How to combine with reasoning systems
and notions such as ontologies.
o
Not merely building multi-layer representations although
they are somehow relevant
o
Bridge the symbolic –
sub-symbolic gap; take the output of
some MSOD technology as the input for
others (e.g. reasoning with probability distributions (or other
uncertainty
calculi primitives) rather than raw data.
o
This suggests a need
to consider alternative uncertainty calculi in MSOD (hardly studied to
date)
o
This is related to
the issue of working at the right
level of abstraction
P5.
Reliability
o
In order to achieve larger
impact, MSOD technology needs to be made reliable.
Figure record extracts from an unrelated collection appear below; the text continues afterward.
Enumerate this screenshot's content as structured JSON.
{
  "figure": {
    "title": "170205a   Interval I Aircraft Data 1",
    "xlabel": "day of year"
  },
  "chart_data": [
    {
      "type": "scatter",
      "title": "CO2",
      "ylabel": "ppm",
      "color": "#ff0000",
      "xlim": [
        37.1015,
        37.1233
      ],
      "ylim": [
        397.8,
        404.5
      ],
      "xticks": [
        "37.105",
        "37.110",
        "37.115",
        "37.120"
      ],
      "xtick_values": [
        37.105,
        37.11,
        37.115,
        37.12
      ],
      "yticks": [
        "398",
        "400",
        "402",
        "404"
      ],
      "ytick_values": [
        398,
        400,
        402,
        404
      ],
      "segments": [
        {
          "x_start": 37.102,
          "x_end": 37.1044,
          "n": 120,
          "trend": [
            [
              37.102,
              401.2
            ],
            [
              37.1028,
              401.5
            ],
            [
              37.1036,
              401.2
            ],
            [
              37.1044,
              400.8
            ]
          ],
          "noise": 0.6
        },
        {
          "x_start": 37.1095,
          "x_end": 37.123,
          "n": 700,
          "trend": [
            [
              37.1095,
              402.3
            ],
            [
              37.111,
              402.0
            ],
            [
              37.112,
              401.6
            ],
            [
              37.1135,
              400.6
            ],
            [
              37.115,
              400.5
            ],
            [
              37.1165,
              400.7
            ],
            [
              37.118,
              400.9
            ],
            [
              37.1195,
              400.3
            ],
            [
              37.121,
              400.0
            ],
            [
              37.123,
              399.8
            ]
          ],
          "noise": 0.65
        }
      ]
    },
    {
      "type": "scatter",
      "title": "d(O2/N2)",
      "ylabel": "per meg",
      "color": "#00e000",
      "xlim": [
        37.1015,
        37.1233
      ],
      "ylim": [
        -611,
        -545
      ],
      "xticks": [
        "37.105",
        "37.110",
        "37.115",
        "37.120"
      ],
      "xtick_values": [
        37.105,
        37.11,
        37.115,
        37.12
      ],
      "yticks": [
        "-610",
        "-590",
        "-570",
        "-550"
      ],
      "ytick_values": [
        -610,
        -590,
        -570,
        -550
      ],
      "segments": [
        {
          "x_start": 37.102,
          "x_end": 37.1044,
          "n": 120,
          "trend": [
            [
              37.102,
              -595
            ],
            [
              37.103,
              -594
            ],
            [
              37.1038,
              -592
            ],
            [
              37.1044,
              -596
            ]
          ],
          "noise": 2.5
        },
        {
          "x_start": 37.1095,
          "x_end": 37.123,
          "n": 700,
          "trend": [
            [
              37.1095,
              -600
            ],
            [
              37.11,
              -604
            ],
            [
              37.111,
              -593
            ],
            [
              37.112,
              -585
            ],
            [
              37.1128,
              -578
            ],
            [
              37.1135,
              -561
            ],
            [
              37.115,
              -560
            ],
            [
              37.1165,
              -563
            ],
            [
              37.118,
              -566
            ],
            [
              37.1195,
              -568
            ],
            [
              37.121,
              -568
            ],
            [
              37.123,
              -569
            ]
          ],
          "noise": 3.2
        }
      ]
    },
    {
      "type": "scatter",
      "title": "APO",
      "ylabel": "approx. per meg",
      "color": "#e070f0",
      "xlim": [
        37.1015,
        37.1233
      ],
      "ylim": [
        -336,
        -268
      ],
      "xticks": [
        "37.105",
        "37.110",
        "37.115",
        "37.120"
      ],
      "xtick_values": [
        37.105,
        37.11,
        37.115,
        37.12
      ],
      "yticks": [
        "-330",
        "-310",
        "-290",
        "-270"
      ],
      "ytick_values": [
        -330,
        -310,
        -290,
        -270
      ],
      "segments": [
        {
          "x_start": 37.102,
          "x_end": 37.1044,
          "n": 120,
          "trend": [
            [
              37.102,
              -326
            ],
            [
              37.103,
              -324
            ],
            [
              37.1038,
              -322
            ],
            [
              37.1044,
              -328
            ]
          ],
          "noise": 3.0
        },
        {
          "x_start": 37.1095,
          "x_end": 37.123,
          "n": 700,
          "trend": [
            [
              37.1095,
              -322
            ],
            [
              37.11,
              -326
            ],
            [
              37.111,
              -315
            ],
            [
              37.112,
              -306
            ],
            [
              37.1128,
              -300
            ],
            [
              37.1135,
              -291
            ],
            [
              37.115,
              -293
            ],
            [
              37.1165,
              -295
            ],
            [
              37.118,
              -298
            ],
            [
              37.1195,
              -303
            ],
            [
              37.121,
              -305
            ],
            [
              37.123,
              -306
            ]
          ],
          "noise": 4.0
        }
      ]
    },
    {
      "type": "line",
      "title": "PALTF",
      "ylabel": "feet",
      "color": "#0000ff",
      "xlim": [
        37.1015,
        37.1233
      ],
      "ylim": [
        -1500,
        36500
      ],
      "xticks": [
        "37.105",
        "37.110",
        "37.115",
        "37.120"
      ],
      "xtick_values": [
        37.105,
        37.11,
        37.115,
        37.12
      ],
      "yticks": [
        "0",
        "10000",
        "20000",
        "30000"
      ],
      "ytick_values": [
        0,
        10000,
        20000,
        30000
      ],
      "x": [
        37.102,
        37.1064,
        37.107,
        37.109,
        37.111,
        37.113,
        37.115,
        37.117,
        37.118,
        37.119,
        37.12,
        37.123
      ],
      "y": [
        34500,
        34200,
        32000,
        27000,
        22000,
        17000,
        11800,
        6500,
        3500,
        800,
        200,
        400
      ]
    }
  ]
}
The challenges here
are to
develop better understanding of performance, new ways of determining
performance etc.
o
Furthermore, many
real problems are plagued with imperfections that affect reliability
(missing
data, noise, misleading and mislabelled data etc)
o
At present
performance assessment is typically considered something done after the
construction
of a solution; but there are frameworks for estimating how well you are
doing as you do the inference. Indeed the
whole issue of performance assessment cries out for systematization.
This would
allow a much richer set of possibilities to be deployed for any
particular
problem.
o
Making performance
assessment itself composable and layerable is a particular challenge.
With the
exception of a pure Bayesian approach, none of the standard methods
compose at
all.
P6.
Plurality
o
Real problems are not
solved by techniques of just one flavour. But much MSOD research is
heavily
technique driven. A challenge is to turn the field around to become
more
problem driven and technique eclectic and pluralistic. In order to do
that some
languages for comparing and relating problems as well as techniques
need to be
developed.
o
Plurality can occur
at all different levels of abstraction:
§
Platform: it is not necessary
to impose a rigid monolithic coding framework to allow different
software
components to interoperate. Whilst understood generally for a long time
(consider for example the .NET framework , the principle design
features of
which include interoperability, common runtime engine, language
independence
and portability / platform agnosticism),
most MSOD solutions (it is probably misleading to describe them as
“platforms”)
require you to change too much of what you currently do.
P7.
Auditability
o
This is not the same
as reliability. It concerns being able to understand
the inductive inference that has occurred. It is related to reasoning
systems.
But typically inductive and deductive problems are addressed by
distinct
communities.
o
How should reasoning
be structured so that inductive inference can best plug into it?
Conversely,
how should the inductive step be structured (and evaluated) such that
it fits
best into a higher order reasoning system.
o
These sorts of
questions are hardly even asked at present because there is not the
common task
language to allow it to be posed precisely enough to solve it.